Section 49D has two jurisdictional requirements that must be satisfied before the Tribunal may grant an order in terms of the section. They are:
-        the Commission and the respondent must have agreed the terms of an appropriate order;
-        the agreement must have been reached “during, on or after the completion of the investigation of a complaint”.

It was submitted that both requirements had been met and that the Tribunal had the necessary jurisdiction to grant an order confirming the settlement agreement.

Secondly, there was no warrant, in law, to read in words that limited the clear meaning of section 49D(1) of the Act.

Thirdly, the anomalies relied upon by the Tribunal were more apparent than real. Even where the complainant pursued the complaint, the Commission had the right to appear and participate in the hearing (Section 53(1)(a). It was, therefore, not rendered impotent.
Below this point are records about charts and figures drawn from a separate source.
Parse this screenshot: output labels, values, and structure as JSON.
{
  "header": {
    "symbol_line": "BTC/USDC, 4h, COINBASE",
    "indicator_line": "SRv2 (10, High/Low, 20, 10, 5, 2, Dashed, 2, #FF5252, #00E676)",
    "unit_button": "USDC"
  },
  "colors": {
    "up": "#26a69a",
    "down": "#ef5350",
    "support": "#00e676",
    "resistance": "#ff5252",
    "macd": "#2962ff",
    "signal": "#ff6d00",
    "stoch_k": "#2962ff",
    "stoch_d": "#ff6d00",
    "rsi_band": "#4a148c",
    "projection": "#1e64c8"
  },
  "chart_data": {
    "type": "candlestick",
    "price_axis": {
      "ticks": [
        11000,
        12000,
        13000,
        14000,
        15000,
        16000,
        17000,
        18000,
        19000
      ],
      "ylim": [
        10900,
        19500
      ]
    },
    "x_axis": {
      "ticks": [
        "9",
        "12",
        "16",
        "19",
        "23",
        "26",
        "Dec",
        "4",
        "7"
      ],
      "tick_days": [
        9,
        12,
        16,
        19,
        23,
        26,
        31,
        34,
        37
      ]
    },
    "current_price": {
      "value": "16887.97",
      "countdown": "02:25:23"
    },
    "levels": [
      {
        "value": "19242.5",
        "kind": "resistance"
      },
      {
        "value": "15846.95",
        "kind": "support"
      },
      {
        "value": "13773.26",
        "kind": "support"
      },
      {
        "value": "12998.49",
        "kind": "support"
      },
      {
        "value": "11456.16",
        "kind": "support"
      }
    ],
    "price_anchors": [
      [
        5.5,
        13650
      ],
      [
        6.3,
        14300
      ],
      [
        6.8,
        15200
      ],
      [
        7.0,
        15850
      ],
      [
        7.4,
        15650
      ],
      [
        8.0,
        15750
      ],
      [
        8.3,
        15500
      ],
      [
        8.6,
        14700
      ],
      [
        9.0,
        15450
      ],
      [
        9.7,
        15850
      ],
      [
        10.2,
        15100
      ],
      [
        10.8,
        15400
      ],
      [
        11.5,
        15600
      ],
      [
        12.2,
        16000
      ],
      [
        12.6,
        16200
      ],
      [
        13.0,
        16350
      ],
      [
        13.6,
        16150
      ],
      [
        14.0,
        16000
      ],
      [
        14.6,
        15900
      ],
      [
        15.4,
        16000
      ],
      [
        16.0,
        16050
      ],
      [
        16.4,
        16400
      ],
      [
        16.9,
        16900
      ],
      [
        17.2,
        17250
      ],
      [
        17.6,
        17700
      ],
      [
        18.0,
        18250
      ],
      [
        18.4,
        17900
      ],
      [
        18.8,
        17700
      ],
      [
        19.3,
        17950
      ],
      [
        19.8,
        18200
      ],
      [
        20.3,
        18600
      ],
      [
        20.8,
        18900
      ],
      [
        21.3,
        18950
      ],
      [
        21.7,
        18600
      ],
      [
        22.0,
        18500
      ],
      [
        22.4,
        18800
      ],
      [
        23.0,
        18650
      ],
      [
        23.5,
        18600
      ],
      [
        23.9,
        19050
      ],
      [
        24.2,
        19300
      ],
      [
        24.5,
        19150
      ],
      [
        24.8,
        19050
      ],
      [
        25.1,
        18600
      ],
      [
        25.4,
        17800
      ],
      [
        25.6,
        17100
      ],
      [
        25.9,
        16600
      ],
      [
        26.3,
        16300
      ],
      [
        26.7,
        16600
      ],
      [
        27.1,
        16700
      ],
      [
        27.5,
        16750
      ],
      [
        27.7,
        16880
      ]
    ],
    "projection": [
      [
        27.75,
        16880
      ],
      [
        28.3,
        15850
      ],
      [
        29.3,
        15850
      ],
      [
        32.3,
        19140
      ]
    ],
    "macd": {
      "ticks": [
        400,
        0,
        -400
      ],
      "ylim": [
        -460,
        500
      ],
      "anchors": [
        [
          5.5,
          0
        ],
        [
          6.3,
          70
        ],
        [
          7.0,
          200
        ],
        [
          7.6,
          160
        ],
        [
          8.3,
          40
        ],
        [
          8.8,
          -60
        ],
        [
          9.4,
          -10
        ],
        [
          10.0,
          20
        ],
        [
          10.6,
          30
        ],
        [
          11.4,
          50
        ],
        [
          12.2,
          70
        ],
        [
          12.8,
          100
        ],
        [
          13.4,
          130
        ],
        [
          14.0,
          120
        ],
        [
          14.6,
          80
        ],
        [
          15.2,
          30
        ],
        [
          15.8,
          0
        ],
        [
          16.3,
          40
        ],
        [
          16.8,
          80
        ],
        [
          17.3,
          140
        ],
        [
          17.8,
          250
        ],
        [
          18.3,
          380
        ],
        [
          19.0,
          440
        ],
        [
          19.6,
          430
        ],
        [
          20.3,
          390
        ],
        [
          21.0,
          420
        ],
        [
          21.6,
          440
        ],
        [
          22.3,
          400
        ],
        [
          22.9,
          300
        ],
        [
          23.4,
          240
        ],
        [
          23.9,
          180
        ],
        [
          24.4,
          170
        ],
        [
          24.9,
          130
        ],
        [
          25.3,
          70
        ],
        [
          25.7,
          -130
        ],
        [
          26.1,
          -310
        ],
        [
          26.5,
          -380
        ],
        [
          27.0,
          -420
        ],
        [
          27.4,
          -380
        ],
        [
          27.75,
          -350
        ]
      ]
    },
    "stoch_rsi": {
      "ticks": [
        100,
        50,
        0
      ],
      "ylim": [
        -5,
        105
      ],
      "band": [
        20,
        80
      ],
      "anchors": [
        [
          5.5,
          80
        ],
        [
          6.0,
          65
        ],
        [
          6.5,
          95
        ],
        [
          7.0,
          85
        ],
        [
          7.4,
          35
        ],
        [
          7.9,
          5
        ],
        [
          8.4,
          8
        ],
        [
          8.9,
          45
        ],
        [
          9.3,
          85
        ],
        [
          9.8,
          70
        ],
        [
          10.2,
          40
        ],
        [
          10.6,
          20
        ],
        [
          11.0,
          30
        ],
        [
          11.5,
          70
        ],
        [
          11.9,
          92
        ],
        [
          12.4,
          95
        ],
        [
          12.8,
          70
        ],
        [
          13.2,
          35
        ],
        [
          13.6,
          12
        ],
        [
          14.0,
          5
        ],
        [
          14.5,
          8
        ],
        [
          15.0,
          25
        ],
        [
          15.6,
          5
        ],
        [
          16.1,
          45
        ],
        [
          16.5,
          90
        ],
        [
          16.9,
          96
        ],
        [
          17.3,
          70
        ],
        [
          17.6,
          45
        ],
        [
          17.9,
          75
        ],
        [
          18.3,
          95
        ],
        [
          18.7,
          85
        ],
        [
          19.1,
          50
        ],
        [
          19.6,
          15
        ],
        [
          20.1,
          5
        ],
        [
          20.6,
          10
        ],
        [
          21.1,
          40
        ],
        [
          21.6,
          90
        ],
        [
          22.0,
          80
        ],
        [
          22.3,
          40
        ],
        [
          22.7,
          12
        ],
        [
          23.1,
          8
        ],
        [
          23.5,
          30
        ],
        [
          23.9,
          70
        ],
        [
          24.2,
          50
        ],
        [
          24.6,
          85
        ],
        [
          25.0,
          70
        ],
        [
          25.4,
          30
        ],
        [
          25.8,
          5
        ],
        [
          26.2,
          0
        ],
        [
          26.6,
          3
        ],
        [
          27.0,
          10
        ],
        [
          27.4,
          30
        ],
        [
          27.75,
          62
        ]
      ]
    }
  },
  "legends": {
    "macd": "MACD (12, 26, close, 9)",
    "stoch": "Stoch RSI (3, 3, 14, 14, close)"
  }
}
The legislature granted the right to the complainant to pursue its complain where there is a non-referral to ensure that it is not prejudiced.

Recognising that the Commission has a role to represent the public interest in cases of an alleged prohibited practice, Mr Unterhalter submitted that the complainant who pursues a complain after a non-referral, has both a private and a public role.

In order to determine the questions raised in the review and appeal - which are in both cases the same questions - it is necessary to examine the provisions of the Act.